In presence of S9-mix relatively more small then large colonies were formed. The mean percentage of small colonies at 16, 22, 26 and 31 μg/mL (positive responses in MF) was 71% compared to 29% of large colonies. In the absence of S9-mix also relatively more small then large colonies were formed. The mean percentage of small colonies at 14 and 17 μg/mL was 79% compared to 21% of large colonies. In comparison, in the positive (clastogenic) control (MMS) the percentage of small colonies was 75%.
- Positive and negative controls: Methyl methanesulphonate (MMS) and 3-methylcholanthrene (MCA) were used as positive control substances in the absence and in the presence of S9-mix, respectively; Dimethylsulphoxide (DMSO) served as negative control. The negative controls were within historical background ranges and treatment with the positive controls yielded the expected significant increase in mutant frequency compared to the negative controls.

Remarks on result:

other: all strains/cell types tested

Remarks:

Migrated from field 'Test system'.

Applicant's summary and conclusion

Conclusions:

Interpretation of results (migrated information):
positive with metabolic activation

Nocolok Zn Flux is mutagenic at the TK-locus of mouse lymphoma L5178Y cells in the presence of metabolic activation.
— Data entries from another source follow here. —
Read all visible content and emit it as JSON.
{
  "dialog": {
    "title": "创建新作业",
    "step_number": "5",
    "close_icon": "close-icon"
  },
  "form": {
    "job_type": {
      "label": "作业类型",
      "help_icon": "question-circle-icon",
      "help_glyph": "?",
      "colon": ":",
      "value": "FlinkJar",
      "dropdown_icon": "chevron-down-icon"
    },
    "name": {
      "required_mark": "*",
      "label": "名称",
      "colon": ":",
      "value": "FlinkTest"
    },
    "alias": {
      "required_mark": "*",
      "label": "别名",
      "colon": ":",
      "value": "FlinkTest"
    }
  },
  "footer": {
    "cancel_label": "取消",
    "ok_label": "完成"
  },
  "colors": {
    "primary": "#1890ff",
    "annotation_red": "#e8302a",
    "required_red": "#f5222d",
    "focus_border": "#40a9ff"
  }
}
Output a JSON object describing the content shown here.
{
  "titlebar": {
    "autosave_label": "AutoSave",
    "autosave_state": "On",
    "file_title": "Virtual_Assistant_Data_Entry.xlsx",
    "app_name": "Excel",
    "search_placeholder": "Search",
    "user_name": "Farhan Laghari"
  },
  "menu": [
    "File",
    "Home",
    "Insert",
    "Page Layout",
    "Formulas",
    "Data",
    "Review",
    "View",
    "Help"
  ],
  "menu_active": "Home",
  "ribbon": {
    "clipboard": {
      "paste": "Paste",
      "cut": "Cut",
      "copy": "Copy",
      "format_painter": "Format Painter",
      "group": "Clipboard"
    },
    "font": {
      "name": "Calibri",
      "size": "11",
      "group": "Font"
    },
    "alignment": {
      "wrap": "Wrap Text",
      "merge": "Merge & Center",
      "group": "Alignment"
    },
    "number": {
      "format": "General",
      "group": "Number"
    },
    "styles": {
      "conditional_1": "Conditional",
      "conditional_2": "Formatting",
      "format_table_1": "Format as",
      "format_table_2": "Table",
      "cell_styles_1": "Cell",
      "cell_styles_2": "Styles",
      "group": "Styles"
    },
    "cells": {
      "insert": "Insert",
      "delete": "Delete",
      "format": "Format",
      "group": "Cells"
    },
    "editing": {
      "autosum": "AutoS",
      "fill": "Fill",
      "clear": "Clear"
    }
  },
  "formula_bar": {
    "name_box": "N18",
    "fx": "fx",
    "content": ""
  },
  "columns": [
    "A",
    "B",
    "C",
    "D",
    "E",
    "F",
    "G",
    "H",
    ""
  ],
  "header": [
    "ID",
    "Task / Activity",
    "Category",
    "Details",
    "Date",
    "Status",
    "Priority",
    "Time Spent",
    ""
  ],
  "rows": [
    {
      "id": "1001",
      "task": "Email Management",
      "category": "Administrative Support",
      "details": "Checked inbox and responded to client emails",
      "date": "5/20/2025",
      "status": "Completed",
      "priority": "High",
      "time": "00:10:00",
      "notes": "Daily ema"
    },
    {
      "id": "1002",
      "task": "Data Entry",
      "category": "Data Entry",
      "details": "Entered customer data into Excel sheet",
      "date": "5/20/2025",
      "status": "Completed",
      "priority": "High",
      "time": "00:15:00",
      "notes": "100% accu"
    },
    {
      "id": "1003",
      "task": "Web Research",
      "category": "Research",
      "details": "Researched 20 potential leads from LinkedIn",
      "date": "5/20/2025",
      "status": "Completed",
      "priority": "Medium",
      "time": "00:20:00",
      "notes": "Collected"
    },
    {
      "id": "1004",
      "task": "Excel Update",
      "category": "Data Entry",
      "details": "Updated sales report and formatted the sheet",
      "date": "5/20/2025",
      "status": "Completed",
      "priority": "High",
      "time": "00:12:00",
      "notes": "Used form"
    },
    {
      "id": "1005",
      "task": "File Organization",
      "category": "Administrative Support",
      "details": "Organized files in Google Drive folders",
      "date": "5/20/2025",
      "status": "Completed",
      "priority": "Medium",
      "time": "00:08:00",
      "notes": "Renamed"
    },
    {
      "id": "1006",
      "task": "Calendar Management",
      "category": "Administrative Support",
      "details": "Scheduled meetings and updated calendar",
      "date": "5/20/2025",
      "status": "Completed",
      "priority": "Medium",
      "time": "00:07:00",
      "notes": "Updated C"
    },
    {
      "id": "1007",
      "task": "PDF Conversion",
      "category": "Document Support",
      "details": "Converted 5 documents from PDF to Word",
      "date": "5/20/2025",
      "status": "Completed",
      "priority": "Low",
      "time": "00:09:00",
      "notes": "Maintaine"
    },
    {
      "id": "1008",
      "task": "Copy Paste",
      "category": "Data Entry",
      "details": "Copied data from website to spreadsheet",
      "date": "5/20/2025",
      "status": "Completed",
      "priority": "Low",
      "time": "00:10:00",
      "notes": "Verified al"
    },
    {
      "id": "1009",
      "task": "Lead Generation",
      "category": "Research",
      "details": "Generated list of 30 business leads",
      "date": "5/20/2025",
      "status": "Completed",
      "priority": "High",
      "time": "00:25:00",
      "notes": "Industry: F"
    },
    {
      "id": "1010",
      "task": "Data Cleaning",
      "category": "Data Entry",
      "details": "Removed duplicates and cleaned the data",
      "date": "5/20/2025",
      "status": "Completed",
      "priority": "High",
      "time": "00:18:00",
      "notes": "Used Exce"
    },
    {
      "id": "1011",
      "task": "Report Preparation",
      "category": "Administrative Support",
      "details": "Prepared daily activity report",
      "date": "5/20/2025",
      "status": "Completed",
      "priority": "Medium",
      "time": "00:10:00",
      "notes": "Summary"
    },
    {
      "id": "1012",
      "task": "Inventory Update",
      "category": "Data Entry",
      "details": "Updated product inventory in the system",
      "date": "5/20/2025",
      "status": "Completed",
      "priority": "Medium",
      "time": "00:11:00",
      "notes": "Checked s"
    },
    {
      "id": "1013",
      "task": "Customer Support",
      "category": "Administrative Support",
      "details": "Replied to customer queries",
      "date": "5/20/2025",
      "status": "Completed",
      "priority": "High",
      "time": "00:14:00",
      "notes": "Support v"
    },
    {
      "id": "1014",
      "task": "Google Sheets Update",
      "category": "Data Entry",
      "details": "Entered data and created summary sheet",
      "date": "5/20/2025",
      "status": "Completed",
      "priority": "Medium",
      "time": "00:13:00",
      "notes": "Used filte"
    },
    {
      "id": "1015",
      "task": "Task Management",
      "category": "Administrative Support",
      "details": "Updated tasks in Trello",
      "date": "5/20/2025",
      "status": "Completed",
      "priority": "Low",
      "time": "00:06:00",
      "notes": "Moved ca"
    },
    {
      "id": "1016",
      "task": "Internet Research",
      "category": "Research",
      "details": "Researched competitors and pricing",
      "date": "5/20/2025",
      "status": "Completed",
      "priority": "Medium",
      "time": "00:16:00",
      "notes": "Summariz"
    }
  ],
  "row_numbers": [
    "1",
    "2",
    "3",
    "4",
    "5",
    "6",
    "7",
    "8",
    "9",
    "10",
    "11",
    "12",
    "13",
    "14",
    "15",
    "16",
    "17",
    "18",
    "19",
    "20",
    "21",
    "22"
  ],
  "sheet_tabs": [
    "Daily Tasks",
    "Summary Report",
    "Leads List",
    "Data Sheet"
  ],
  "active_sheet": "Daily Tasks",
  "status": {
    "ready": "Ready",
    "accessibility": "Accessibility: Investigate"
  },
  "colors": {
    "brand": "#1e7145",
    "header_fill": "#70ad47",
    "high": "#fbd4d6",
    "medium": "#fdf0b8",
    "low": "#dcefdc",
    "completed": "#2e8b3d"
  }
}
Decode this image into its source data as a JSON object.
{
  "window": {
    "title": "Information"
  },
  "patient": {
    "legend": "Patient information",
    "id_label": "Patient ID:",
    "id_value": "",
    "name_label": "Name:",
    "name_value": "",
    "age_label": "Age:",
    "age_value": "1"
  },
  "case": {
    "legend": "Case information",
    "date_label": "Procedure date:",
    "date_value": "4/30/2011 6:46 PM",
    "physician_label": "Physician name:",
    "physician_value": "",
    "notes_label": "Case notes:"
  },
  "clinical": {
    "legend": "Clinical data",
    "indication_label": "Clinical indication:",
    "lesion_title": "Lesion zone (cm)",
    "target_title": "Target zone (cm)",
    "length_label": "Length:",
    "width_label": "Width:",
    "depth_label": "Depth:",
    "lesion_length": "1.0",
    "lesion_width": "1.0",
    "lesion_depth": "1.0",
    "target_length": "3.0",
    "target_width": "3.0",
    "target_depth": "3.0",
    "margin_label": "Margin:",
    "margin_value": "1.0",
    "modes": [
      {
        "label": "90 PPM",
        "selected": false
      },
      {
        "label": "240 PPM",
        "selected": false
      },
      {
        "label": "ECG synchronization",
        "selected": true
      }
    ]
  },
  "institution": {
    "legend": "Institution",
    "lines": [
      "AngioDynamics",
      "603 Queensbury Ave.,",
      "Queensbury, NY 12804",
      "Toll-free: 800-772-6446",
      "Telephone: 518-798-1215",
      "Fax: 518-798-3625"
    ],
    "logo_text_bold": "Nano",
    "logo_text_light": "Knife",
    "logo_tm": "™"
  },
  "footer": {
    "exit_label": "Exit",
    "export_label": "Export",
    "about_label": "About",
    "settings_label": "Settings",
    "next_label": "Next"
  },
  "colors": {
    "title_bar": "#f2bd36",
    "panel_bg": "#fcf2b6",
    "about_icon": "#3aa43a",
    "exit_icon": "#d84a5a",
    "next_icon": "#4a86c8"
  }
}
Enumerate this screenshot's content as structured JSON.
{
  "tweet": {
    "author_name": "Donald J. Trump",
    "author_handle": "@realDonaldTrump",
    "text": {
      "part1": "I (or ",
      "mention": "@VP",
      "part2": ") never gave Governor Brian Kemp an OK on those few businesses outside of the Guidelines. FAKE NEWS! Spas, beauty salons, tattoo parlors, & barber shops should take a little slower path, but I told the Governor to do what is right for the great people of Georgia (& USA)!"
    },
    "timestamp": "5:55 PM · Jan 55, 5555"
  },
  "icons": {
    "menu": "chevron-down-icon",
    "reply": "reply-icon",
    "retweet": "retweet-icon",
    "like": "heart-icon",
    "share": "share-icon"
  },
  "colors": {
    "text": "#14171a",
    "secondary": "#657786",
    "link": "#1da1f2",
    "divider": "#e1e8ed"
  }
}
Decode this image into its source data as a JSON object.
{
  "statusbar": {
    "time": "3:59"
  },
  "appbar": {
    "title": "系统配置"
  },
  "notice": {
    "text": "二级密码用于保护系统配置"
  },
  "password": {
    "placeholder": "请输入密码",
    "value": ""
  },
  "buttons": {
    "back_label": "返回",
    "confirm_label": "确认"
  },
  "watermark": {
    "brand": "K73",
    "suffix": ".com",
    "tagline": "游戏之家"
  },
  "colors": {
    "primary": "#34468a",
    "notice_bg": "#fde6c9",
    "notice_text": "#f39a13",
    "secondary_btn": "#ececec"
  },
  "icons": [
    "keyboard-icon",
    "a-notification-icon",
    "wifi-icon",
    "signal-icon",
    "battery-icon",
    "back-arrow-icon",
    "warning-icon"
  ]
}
However, since relatively more small than large colonies were formed it might be concluded that the mechanism of mutation induction is clastogenicity than mutagenicity. In the absence of S9-mix equivocal results were obtained.

Executive summary:

In a GLP compliant gene mutation test performed according to OECD guideline 476, Nocoloc Zn flux was examined for its potential to induce gene mutations at the TK-locus of cultured mouse lymphoma L5178Y cells, in both the absence and the presence of a metabolic activation system (S9-mix). One test was conducted. In this test 13 and 14 single cultures were treated for 24 hours and 4 hours in the absence and presence of S9-mix, respectively. The test substance was dissolved in dimethylsuphoxide (DMSO). The highest concentrations of Nocolok Zn Flux evaluated for mutagenicity were 17 μg/mL and 31 μg/mL in the absence and presence of S9-mix, respectively, based on cytotoxicity. In both the absence and presence of S9-mix the test substance was toxic to the cells resulting in a reduction in initial cell yield and suspension growth. The relative total growth (RTG) at the highest concentration evaluated in the absence (17 μg/mL) and presence of S9-mix (31 μg/mL) was 2% and 5%, respectively. In the absence of S9-mix, at a concentration of 17 and 10 μg/mL, the mutant frequency was increased by 205 and 96 mutants per 1,000,000 clonable cells compared to the negative control, respectively. Since the increase at 17 μg/mL was observed at a concentration causing more than 90% cytotoxicity (RTG 2%) it was considered to be an artefact and not biological relevant. The increase at 10 μg/mL was considered to be equivocal. At all other concentrations no increase in mutant frequency (MF) was observed. In the presence of S9-mix, dose related significant increases in mutant

frequency were observed; at 16, 22, 26 and 31 μg/ml the MF was increased by 251, 371, 446 and 707 mutants per 1,000,000 clonable cells compared to the negative control. The RTG were 42%, 39%, 14% and 5%, respectively. In the presence of S9-mix at the concentrations causing an increase in mutant frequency, more small then large colonies were formed. The mean percentage of small colonies formed was 71%. Methyl methanesulphonate (MMS) and 3-methylcholanthrene (MCA) were used as positive control substances in the absence and presence of the S9-mix,

respectively; DMSO served as negative control. The negative controls were within historical background ranges and treatment with the positive control yielded the expected significant increase in mutant frequency compared to the negative controls. It is concluded that under the conditions used in this study, the test substance Nocolok Zn Flux is mutagenic at the TK-locus of mouse lymphoma L5178Y cells in the presence of metabolic activation (S9-mix). However, since relatively more small than large colonies were formed it might be concluded that the mechanism of mutation induction is clastogenicity than mutagenicity. In the absence of S9-mix equivocal results were obtained.